A movie about a high school football team, created by MTV, starring… MoreA movie about a high school football team, created by MTV, starring all the teen-heartthrobs of the late 90s, I couldn't have been more uninterested. For 17 years, I avoided seeing this film, I figured it would be a steaming pile full of good looking people with their shirts off, but after catching the ending on TV, I decided to check it out and I'm glad I did. In Texas, football is everything, even at the high school level. The West Canaan Coyotes are one of the best teams in the state, thanks to a hard nosed, old school coach, and an NFL bound Quarterback, but their perfect season takes a turn when the Quarterback goes down with a serious knee injury. The Coyotes are left in the hands of John Moxon (James Van Der Beek), a kid who hasn't taken a snap in three years, who is only on the team because of his father. The coach hates him, the town doubts him, but something amazing happens when Mox is on the field, he's actually good. James Van Der Beek stars and honestly, I always felt that he was too much into the whole teen-heartthrob persona, I never took him seriously as an actor, or envisioned him being good in a role like this.
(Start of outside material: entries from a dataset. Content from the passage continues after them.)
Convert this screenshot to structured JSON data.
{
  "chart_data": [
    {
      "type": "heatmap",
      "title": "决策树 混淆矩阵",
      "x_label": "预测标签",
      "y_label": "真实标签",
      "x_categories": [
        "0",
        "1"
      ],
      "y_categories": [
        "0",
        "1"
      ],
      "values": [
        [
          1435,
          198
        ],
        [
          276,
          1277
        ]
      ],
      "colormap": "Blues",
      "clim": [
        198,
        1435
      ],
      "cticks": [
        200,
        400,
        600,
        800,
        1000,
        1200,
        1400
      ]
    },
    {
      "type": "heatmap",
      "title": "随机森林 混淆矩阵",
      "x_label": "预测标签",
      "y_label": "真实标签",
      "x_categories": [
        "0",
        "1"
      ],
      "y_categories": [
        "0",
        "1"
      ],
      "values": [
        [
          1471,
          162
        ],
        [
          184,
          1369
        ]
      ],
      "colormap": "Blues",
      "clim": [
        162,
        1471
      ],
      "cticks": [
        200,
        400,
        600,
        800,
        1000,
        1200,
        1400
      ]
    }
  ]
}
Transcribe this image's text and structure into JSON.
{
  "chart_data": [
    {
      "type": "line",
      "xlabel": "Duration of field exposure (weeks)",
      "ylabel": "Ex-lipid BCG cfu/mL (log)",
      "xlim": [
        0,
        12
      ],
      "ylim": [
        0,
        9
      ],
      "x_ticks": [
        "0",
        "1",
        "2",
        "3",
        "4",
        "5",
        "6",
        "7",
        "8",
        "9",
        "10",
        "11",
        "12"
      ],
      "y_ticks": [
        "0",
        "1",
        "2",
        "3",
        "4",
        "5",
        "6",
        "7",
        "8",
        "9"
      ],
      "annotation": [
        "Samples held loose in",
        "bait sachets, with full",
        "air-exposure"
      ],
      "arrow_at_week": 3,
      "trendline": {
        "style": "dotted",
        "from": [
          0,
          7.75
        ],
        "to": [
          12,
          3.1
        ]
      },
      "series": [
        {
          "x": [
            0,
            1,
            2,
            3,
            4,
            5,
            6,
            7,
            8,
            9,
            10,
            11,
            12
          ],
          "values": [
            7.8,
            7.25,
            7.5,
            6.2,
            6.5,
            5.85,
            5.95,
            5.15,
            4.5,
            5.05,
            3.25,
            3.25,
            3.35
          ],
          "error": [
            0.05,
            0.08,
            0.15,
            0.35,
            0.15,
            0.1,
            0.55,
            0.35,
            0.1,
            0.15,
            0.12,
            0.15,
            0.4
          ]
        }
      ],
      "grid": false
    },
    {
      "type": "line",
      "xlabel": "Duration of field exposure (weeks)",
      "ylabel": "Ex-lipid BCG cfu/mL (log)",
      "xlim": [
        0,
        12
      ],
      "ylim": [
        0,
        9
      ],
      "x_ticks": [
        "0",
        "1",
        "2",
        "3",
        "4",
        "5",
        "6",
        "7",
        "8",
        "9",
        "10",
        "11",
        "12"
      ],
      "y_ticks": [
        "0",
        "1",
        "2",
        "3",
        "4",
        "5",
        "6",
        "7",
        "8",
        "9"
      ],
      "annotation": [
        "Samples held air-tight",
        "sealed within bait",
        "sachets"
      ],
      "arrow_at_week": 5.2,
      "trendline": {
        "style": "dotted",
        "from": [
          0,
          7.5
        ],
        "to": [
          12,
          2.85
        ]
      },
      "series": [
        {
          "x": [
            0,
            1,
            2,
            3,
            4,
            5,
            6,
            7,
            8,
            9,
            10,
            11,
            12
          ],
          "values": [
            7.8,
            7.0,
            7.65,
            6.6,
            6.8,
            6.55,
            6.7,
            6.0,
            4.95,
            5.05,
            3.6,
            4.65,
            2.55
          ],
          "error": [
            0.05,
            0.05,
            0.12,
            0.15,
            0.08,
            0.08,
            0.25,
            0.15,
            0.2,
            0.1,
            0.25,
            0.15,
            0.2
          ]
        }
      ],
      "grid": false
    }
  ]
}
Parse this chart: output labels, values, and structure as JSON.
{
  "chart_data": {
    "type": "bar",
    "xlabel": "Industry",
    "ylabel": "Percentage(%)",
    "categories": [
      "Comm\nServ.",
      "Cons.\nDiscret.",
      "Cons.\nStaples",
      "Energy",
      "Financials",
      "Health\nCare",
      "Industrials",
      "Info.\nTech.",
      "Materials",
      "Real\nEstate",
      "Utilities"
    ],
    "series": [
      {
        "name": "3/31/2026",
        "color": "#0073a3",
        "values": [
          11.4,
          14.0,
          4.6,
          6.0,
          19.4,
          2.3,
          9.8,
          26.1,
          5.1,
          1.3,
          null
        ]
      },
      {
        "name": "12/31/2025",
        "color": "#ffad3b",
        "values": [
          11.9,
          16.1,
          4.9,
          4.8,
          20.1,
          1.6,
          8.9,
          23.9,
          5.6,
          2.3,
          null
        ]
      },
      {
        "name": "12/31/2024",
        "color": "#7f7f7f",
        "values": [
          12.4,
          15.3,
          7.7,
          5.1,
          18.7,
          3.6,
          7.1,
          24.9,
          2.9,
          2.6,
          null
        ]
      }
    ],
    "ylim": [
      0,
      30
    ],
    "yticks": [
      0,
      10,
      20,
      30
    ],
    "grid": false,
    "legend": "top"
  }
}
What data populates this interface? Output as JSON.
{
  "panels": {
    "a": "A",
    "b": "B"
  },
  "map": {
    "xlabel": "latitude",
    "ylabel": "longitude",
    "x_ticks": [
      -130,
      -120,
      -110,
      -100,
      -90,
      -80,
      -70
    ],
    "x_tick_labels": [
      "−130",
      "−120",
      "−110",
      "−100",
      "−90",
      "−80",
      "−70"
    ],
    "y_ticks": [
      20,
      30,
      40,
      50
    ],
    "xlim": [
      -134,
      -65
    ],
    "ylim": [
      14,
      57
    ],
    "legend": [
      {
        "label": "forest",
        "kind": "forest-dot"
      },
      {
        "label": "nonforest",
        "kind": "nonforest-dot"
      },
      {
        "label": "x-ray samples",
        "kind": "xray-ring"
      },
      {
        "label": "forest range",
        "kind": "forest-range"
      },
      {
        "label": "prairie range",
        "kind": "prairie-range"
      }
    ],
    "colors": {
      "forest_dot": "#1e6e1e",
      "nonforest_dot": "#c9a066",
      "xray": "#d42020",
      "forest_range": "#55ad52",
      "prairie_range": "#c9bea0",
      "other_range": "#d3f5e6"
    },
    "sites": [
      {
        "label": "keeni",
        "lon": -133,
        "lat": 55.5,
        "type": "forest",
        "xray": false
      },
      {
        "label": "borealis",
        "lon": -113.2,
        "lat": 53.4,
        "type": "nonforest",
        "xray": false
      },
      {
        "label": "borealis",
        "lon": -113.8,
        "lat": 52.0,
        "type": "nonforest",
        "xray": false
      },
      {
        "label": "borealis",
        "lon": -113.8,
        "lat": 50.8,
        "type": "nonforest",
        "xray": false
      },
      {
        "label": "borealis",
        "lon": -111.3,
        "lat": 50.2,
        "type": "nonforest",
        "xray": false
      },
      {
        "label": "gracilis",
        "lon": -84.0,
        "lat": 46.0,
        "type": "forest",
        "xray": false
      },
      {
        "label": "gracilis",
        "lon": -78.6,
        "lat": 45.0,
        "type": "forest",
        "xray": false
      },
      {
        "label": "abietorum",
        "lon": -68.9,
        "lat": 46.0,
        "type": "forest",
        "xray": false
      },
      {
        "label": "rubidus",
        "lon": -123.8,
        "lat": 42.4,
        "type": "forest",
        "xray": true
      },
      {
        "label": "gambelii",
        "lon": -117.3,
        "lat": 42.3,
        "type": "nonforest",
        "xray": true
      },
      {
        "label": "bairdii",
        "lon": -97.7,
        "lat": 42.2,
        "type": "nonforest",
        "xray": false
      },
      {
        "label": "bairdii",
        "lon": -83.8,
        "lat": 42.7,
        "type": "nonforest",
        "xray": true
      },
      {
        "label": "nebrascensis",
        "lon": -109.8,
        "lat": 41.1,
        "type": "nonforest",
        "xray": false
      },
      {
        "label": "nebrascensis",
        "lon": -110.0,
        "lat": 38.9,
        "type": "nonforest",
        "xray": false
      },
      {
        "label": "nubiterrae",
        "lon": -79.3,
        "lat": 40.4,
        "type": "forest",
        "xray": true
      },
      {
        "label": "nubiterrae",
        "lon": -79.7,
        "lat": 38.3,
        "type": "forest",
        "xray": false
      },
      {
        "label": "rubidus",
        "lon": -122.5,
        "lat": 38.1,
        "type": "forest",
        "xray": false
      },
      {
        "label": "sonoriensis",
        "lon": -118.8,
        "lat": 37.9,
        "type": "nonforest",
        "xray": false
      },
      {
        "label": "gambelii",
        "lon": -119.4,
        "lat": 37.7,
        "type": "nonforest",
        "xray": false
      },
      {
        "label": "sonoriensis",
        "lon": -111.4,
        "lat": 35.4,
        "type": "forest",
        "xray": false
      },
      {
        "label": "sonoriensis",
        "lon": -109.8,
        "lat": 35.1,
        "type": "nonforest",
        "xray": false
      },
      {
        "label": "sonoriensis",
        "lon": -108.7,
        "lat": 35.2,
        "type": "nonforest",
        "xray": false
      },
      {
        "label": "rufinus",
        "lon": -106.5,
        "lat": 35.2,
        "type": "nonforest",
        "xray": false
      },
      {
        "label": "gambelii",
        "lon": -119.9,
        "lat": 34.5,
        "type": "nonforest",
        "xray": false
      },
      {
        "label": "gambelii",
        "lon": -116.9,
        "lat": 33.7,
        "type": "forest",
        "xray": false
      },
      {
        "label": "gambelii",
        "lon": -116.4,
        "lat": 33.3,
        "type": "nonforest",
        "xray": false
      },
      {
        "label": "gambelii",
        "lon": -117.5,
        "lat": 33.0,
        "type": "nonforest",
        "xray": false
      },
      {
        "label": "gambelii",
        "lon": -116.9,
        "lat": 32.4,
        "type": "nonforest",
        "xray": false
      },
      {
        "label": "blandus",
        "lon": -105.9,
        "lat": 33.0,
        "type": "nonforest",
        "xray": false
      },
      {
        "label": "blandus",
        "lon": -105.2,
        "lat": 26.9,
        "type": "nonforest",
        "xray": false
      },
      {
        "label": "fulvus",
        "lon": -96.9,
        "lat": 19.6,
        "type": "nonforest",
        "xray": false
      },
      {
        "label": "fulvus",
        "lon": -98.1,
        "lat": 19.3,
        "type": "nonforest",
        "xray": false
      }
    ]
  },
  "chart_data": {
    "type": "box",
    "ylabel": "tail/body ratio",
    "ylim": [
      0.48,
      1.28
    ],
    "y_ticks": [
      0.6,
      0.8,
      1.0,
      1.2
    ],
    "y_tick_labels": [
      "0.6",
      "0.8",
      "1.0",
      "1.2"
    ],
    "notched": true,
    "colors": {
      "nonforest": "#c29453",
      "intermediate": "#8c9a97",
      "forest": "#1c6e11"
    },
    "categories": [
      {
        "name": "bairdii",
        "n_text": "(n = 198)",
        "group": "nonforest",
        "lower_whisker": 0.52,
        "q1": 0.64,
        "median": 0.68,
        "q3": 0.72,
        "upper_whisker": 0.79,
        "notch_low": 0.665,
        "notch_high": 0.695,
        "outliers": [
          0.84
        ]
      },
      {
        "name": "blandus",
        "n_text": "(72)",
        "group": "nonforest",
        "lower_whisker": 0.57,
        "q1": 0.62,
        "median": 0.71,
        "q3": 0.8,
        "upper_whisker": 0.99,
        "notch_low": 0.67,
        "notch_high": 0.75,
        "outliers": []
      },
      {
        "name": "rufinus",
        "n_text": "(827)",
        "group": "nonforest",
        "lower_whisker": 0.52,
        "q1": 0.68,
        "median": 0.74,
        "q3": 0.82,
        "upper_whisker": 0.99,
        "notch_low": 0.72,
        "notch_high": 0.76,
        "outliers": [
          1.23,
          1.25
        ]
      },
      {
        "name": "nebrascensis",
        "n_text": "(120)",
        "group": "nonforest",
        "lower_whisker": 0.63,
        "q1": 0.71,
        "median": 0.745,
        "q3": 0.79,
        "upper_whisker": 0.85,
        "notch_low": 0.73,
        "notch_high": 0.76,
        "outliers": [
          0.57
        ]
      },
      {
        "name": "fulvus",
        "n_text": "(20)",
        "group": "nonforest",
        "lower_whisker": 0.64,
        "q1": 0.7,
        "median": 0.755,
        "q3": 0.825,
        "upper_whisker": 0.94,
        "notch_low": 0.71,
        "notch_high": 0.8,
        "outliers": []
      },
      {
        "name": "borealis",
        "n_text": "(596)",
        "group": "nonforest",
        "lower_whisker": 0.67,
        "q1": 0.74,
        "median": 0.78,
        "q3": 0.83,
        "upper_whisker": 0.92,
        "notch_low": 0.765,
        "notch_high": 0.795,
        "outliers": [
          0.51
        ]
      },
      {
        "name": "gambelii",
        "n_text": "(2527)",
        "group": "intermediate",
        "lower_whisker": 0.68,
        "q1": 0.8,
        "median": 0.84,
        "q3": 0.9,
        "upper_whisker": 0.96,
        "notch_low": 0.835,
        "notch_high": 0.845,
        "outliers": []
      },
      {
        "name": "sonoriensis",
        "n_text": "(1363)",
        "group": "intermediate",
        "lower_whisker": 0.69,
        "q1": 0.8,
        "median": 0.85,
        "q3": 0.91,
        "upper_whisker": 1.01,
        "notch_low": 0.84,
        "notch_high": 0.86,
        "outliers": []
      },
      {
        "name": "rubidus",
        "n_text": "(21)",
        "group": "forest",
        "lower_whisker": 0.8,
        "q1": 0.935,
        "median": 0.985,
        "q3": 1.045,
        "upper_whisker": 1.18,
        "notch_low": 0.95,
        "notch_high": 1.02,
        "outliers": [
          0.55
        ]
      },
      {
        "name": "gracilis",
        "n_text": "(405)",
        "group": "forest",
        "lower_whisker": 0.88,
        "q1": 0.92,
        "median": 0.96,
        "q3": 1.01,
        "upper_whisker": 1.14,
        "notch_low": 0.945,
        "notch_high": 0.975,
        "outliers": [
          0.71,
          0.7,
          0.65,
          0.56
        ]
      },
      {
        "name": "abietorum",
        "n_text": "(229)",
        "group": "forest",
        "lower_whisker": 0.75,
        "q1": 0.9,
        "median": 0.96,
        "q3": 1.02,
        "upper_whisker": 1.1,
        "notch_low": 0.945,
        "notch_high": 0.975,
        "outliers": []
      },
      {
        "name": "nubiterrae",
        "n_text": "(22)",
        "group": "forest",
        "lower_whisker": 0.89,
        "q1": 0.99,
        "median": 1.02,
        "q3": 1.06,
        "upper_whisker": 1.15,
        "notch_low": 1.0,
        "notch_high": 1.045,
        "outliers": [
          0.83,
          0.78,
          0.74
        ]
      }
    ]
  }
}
Just as the town was surprised by how good Mox was on the field, I was just as surprised by how good Van Der Beek was in this role. When you add Jon Voight to the equation, as the hard nosed coach, things really come together. The two men hate each other, but are forced to work together, it's this dynamic and tension behind the scenes that really makes the off the field action as interesting as what's taking place on the field. Varsity Blues is produced by MTV, stars actors I normally wouldn't watch, and as it turns out it is one of the most exciting and intense sports films I've ever seen. One of the things I love about films, is that you can never judge them based on anything else other than their content. On the surface, this is something I'd never watch, but happenstance brought me to it, and it's honestly one of the best football movies I've ever seen.